Using this PBIF, our analysis showed no significant differences in PSR between age and genotype (Fig. 6). Despite the concentrations in leucine and LNAA in plasma, the plasma/whole blood and free/protein-incorporated ratio having low variability in F344 rats and that the comparison between Kcplx and PSR measured with AIF and PBIF showed no significant difference in the validation subgroup, the use of population-based average may have reduced group differences, potentially contributing to the lack of changes observed here. However, it must be noted that, here, the measures of Kcplx and PSR seem robust (low variability) (Fig. 6 and Supplementary Table 3).

Fig. 6
figure 6

PSR in different brain regions of WT and TG rats at 6, 12 and 18 months. No significant effect of genotypes, ages or interaction genotype × age was detected. Data analysed by mixed model effect. Data expressed as mean ± SD.

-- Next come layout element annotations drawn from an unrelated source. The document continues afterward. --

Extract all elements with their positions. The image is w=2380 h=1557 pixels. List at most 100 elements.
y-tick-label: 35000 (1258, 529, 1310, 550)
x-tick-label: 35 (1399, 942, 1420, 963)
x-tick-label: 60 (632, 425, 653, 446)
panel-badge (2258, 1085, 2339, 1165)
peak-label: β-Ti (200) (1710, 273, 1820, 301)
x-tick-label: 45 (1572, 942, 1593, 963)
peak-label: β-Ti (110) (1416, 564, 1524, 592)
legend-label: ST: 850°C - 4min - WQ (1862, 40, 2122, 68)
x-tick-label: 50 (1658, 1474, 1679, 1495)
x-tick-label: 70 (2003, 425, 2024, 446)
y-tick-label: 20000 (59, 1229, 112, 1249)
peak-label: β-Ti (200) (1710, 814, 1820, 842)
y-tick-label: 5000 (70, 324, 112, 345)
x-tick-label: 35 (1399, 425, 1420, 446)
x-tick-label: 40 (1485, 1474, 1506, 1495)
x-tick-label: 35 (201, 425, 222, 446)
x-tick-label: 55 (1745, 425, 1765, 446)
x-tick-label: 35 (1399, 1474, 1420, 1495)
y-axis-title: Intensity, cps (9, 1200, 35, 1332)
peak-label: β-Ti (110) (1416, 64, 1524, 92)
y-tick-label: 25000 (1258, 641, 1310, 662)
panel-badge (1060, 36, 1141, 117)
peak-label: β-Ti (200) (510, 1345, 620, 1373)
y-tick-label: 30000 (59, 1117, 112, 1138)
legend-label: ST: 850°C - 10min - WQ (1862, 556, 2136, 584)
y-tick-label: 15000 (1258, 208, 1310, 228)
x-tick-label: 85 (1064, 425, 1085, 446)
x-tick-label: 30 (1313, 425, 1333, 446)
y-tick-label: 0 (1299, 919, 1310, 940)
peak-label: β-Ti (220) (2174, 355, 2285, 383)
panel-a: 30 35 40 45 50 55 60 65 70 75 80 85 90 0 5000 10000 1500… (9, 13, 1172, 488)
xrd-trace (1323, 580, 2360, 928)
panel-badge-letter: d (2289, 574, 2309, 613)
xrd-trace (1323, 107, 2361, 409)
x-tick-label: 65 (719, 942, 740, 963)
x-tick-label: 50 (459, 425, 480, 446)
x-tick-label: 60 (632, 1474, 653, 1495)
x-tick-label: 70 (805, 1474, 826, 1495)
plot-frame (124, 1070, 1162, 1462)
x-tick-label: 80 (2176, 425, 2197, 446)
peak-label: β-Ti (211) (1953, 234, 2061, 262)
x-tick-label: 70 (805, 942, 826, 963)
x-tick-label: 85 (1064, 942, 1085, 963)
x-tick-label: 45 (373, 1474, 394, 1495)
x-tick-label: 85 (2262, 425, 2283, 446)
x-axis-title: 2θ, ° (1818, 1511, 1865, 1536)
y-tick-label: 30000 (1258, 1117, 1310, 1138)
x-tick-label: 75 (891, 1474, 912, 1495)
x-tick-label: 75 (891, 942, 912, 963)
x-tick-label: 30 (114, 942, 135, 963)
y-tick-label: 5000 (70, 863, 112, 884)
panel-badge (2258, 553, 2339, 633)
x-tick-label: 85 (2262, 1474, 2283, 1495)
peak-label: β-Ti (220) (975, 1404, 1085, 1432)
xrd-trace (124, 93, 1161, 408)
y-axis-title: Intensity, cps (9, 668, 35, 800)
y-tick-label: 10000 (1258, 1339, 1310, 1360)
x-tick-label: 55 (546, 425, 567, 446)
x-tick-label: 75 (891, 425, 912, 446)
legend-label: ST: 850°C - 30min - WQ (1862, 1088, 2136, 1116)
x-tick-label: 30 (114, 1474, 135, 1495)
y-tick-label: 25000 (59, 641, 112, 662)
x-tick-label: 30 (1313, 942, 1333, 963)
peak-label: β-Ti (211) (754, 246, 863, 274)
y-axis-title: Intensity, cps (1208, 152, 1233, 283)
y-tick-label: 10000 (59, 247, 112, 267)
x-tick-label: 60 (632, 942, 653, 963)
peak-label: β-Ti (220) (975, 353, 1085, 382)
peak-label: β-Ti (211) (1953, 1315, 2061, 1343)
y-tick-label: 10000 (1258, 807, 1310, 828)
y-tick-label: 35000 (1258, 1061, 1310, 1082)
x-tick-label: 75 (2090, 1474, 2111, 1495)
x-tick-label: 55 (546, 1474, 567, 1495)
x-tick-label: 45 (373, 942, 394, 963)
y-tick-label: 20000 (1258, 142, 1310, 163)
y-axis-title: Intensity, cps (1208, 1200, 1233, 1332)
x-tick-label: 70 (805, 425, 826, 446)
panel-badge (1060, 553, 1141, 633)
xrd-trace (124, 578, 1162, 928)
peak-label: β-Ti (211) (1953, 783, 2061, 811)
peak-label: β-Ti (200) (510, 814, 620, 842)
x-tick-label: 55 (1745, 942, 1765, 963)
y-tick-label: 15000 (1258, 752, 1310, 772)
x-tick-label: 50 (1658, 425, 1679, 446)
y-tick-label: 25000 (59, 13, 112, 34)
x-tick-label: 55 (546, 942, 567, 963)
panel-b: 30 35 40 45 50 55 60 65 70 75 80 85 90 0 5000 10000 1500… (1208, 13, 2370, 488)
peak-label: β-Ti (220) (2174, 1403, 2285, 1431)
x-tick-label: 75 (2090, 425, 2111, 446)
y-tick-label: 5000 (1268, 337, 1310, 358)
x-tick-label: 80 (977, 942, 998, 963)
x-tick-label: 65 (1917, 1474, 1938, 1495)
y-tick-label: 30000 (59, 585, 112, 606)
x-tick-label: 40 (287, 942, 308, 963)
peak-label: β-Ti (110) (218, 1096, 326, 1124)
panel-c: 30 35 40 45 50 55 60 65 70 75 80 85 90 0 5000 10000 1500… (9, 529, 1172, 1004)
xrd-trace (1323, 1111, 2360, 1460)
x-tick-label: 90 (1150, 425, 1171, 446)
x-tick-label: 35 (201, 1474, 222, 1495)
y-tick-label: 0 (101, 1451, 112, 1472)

In the brain as a whole region of interest, there are known PSR values in humans [32] and monkeys [9] which are reportedly lower (-62% and -44%, respectively) than those reported in this manuscript. Conversely, Sprague-Dawley rats have been reported to have higher PSR in all brain regions [30], but this previous study used a different methodology to ours and used very young (10-60 days post-natal, i.e. developing) animals. Sun et al. [30] showed that the incorporation of leucine in protein peaked at 10 days post-natal and decreased by 40-50% at post-natal day 60, supporting the hypothesis that during brain development and at a younger age, protein synthesis is at its peak and declines with age. This observation combined with data from this manuscript corresponds with that by Smith et al. [34] who also showed a gradual decline in PSR in Sprague-Dawley rats between 6 and 23 months of age. Overall, and although the methodology used by Smith et al. [34] was different, our PSR values are more comparable with theirs than those in very young animals [30], with similar lower values in the globus pallidus (~ 4 nmol/ml/min) and higher values in hippocampal and cortical areas. However, our cortical and hippocampal values were slightly lower than those obtained ex vivo by Smith et al. [34] (6 months WT vs 6 months Sprague-Dawley rats, frontoparietal somatosensory cortex, 5.35 ± 0.40 nmol/ml/min in vs 9.3 ± 0.3 nmol/g/min; hippocampus, 4.85 ± 0.41 nmol/ml/min vs 7.1 ± 0.3 to 14.8 ± 1.2 nmol/g/min in various part of the hippocampus) (see Table 5 of ref. [34]). The differences observed between these two studies might be due to differences in both the strain used and methodologies: i.e. in vivo [11C]leucine PET with fairly large ROIs and potential issues of partial volume effect vs ex vivo microdissection of small brain region and [3H]leucine quantification and modelling).

Conclusion

Data obtained in this study confirm and support the use of [11C]leucine PET as a means of measuring PSR in vivo in rats. This first study in a model of neurodegenerative disease did not find any difference in brain PSR between WT and TG rats at any age in this model of AD. However, considering the limitations of using a PBIF discussed above, this study recommends the use of individual blood samples to establish the IF and measure the concentrations of unlabelled LNAA, hence favouring a more laborious and expensive cross-sectional study design over a longitudinal setting, to refine the measure of the PSR in future studies using AD or other models of neurodegenerative diseases.